Пыталась спать, и не могла. Воспаленные глаза болели, и стоило их закрыть, как на засвеченной сетчатке проявлялись одна за другой пугающие картинки и сюжеты последних недель. И я почти наяву, настолько реально, что приходилось открывать глаза, чтобы убедиться, что ничего этого нет, ощущала на собственном теле то шарящие по мне наглые руки Седой, то ласкающие, уносящие в небеса руки N.N. И Его в себе чувствовала. С отчаянной обреченностью и отчаянным наслаждением чувствовала Его в себе.

В этих пытках бессонницы, граничащей с легким помешательством, я переходила невидимую грань реальности, за которой появлялся Он. И начинал ласкать меня. И мне становилось бесконечно хорошо. Хорошо и легко, словно исчезало все темное, все страшное, и во всем моем бесконечном мире оставался только Он. Он и я. И то, что между нами было и быть еще только могло.

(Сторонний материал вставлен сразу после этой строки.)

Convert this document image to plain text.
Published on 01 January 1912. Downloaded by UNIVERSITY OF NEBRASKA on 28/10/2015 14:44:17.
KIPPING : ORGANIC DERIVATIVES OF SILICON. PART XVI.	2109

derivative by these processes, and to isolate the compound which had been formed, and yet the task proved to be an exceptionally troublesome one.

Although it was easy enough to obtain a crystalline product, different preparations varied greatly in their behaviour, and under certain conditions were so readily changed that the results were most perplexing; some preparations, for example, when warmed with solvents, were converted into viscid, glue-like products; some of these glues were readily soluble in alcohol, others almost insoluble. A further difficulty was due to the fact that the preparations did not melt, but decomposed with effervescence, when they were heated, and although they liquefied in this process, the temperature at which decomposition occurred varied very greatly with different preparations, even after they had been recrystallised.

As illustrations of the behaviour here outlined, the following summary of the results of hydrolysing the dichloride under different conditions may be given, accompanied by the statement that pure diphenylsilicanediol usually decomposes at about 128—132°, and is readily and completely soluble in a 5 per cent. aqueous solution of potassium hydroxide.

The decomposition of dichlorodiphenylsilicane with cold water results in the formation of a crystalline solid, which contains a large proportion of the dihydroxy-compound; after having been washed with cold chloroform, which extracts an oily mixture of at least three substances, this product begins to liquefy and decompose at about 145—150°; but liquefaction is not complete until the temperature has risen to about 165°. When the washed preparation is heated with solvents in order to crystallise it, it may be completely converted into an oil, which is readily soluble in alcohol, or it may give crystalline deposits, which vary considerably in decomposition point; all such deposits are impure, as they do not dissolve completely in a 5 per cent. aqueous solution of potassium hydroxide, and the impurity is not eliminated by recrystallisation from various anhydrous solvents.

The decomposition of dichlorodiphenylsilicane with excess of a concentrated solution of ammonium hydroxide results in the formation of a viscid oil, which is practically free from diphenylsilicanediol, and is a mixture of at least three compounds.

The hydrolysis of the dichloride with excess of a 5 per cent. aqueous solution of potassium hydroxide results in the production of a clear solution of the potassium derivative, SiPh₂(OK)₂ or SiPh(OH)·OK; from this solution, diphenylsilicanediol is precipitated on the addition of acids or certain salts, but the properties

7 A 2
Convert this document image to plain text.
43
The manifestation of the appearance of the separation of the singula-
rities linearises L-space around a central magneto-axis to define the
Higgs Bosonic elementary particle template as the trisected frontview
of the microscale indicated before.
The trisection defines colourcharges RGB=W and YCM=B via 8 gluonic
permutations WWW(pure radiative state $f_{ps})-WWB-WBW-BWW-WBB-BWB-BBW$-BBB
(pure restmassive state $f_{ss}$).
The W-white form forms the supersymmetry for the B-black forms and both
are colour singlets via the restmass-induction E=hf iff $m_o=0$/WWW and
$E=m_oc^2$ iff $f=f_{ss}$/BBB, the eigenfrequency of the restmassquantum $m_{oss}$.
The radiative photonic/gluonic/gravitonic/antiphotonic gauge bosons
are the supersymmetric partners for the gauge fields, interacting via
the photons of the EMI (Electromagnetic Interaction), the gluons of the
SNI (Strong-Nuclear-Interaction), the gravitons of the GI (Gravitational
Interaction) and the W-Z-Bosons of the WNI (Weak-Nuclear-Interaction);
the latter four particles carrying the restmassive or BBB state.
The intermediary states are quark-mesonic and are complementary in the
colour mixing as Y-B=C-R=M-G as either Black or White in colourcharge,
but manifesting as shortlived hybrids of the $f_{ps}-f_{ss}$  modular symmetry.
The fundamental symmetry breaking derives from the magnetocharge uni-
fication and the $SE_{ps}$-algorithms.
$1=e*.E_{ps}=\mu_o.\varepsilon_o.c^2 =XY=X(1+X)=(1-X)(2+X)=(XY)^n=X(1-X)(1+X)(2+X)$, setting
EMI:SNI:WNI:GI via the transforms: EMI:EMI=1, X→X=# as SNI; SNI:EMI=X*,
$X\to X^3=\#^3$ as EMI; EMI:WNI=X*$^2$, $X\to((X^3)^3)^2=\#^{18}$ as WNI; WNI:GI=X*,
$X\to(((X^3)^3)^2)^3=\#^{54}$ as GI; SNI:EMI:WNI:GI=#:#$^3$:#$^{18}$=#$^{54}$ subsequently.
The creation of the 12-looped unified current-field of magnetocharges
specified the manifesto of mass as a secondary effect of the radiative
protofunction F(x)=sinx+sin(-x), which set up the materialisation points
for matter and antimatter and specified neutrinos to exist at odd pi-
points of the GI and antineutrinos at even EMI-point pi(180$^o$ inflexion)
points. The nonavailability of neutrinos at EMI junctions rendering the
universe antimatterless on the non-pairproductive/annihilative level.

Но теперь каждый раз, когда воспаленное сознание уносило меня в случившиеся и неслучившиеся ласки с любимым, когда казалось, что до полного, абсолютного, беспредельного счастья остается всего лишь миг, в этот миг мой единственный возлюбленный вдруг таял, растворялся, исчезал. И на его месте оказывалась трясущая своими отвратными телесами Седая.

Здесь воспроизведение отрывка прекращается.